Bruno, muito obrigada por hoje. Até quarta-feira que vem e uma ótima noite para você. Até mais, gente. Boa noite e até semana que vem. Obrigada, Bruno. Até. Vera, uma outra coisa que veio à tona hoje, a partir dessa decisão, é que dessa turma, dessa quadrilha que estava no grupo turma, fazia parte também um policial federal aposentado, Marilson Roseno da Silva, que também foi preso hoje, junto com o Vorcaro,

o Fabiano Zé, que é o cunhado, e com o Felipe Mourão, o sicário. E ele era a ponte para que essa organização tivesse acesso a sistemas de instituições, entre elas a própria Polícia Federal. É, tem uma parte muito grave que vai sendo revelada ao longo do dia, que é que eles tiveram acesso a vários aspectos que eram sigilosos da investigação e isso permitiu que a defesa do Master se antecipasse,

e peticionar-se nos processos a partir de informações sigilosas obtidas de maneira ilegal. Tem também toda uma parte do relatório da PF que ainda está sigiloso, acho que a qualquer momento o ministro André vai acabar liberando a íntegra do pedido da PF, porque vários jornalistas já estão conseguindo com as suas próprias fontes, conseguindo em off, mas ele ainda está mantido em sigilo. Mas tem uma parte importante que mostra,

um círculo em que o organismo ali, Master, a organização criminosa, fornecia informações para alguns influenciadores ou até mesmo jornalistas e veículos de coisas que eram mantidas em sigilo para, a partir daí, peticionar no processo. Ou municiavam de informações, entre muitas aspas,

que recebiam dinheiro para até apontar erros do BC na liquidação do Master ou erros de outras instituições. Então, tem também todo esse aspecto dos vazamentos e do hackeamento de informações sigilosas que ainda tem de ser investigado e que é gravíssimo também, assim como tudo que a gente trouxe aqui ao longo do Viva Voz. E teve todas as atividades que ele manteve. A famosa certeza da impunidade, né, Vera?

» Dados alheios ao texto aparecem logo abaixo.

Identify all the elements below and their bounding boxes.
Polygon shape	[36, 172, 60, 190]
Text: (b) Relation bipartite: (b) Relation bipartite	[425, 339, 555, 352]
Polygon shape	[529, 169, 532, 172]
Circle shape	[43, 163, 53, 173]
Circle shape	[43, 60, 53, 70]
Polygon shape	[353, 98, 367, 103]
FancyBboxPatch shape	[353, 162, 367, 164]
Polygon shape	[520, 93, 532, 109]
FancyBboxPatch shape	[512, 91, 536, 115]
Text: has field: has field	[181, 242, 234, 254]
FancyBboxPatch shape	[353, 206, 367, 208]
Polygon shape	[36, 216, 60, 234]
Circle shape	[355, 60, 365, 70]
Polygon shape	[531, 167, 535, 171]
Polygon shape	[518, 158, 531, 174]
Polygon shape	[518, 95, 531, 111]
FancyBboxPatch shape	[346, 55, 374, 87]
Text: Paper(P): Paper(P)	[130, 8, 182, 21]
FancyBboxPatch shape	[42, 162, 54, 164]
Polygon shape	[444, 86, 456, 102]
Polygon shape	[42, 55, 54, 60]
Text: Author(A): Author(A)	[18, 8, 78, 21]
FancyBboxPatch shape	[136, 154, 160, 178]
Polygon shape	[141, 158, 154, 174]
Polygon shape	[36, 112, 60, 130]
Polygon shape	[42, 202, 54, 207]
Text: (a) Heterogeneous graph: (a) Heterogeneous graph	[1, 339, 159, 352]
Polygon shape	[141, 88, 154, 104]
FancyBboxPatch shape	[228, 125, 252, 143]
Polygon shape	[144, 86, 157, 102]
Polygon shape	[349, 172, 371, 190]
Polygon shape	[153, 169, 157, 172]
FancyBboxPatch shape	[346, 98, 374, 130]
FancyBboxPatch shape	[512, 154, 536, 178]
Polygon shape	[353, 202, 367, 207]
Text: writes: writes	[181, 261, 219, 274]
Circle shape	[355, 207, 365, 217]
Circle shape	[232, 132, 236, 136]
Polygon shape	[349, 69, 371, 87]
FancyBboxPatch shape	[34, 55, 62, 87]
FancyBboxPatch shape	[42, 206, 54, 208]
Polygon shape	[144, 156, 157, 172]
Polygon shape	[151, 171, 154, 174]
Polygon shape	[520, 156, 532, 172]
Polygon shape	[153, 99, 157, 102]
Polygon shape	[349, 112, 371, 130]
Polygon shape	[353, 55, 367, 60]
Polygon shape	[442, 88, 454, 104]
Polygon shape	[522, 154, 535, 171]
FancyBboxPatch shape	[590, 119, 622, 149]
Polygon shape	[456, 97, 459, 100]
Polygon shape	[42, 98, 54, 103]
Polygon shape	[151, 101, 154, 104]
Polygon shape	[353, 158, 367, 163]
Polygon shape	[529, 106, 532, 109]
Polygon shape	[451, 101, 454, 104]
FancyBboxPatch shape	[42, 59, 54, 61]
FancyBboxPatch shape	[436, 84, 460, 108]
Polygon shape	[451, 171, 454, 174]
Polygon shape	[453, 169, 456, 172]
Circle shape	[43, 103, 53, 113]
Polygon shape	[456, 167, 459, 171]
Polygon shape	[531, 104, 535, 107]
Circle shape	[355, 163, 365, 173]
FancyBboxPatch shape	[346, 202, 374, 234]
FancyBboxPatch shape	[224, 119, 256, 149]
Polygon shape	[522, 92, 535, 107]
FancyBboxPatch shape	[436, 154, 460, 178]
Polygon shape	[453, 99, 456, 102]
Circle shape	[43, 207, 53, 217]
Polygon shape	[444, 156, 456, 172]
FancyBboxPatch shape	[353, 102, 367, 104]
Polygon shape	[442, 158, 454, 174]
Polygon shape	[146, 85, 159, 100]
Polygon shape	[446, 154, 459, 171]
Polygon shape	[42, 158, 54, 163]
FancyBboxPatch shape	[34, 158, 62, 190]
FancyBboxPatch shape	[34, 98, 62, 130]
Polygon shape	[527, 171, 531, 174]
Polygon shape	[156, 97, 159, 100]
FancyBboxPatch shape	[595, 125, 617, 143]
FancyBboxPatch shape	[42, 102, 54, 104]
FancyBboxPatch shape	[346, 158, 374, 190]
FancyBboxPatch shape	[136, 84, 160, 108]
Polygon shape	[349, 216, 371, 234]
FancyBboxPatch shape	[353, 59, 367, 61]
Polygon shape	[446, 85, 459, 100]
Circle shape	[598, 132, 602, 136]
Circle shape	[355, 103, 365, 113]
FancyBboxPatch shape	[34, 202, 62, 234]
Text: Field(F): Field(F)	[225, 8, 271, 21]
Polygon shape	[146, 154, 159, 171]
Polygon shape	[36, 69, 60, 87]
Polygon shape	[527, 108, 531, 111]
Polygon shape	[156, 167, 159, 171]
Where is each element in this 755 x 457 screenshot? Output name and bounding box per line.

Muita denúncia. O Daniel Vorcar foi preso a primeira vez. E continuou tentando contratar influenciador. Para criticar o BC pela liquidação do Master. Eu estou aí atrás dessas datas. Porque a decisão do ministro André. Não traz quase nenhuma data. Para ver se no pedido da PF. Fica mais claro. Todo esse lapso temporal. Mas o que as reportagens estão deixando claro. É que sim. Mesmo depois da primeira prisão. Ele continuou com esse esquema. De tentativa de compra.

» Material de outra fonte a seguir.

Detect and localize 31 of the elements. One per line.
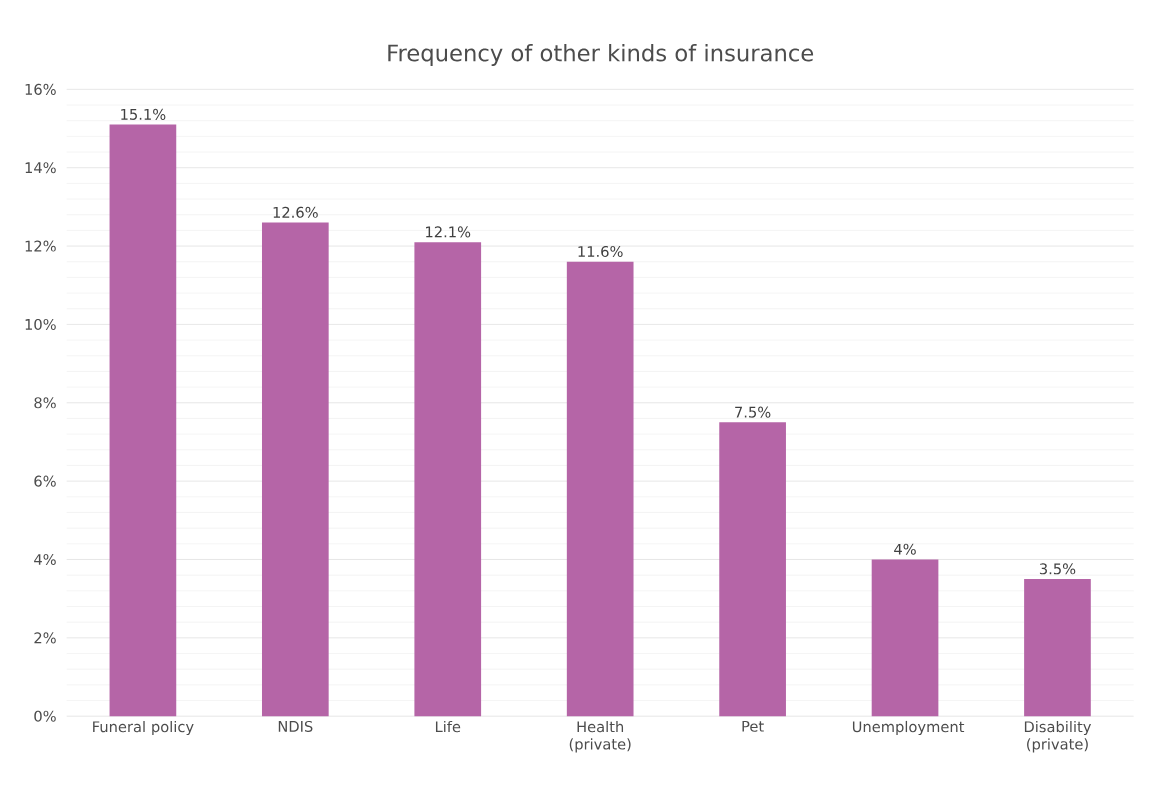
x-tick-label: Disability (private) xyxy=(1024,721,1092,753)
data-label: 7.5% xyxy=(735,406,771,418)
y-tick-label: 16% xyxy=(25,84,56,96)
x-tick-label: Funeral policy xyxy=(93,721,194,736)
x-tick-label: Health (private) xyxy=(569,721,631,753)
data-label: 12.1% xyxy=(426,226,471,238)
bar xyxy=(261,222,329,717)
y-tick-label: 0% xyxy=(34,710,56,722)
y-tick-label: 8% xyxy=(34,397,56,409)
chart-title: Frequency of other kinds of insurance xyxy=(388,44,814,67)
data-label: 4% xyxy=(894,543,916,555)
bar xyxy=(1024,579,1091,717)
data-label: 15.1% xyxy=(121,109,166,121)
bar xyxy=(719,422,786,717)
x-tick-label: Life xyxy=(435,721,461,733)
y-tick-label: 6% xyxy=(34,475,56,487)
bar xyxy=(414,242,482,717)
y-tick-label: 4% xyxy=(34,554,56,566)
bar xyxy=(566,261,634,717)
x-tick-label: Unemployment xyxy=(852,721,965,736)
bar xyxy=(109,124,177,717)
y-tick-label: 10% xyxy=(25,319,56,331)
data-label: 11.6% xyxy=(578,246,623,258)
y-tick-label: 14% xyxy=(25,162,56,174)
y-tick-label: 2% xyxy=(34,632,56,644)
x-tick-label: NDIS xyxy=(278,721,313,733)
data-label: 3.5% xyxy=(1039,563,1076,575)
y-tick-label: 12% xyxy=(25,240,56,252)
data-label: 12.6% xyxy=(273,206,318,219)
x-tick-label: Pet xyxy=(742,721,764,733)
bar xyxy=(871,559,939,717)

de apoios de influenciadores e de outros jornalistas, ou pseudo-jornalistas, porque não é jornalismo isso. E esse esquema continuou vigente, inclusive com pagamentos, etc. Então, realmente, muita ousadia. E a PF, quando pede a prisão e pede tudo, ela fala isso, que mesmo agentes da própria Polícia Federal corriam risco caso isso não fosse cortado, caso ele não fosse preso,

e esse esquema criminoso não fosse interrompido. Vera Magalhães, muitíssimo obrigada por nos ajudar a entender melhor toda essa complexa trama. Beijo e até amanhã. É, o trabalho continua porque nos próximos dias muitas das nossas incógnitas, das nossas interrogações devem ser esclarecidas. Vamos juntos. Ainda tem 90% de material de celular para ser analisado. É isso. Até mais, gente. Até.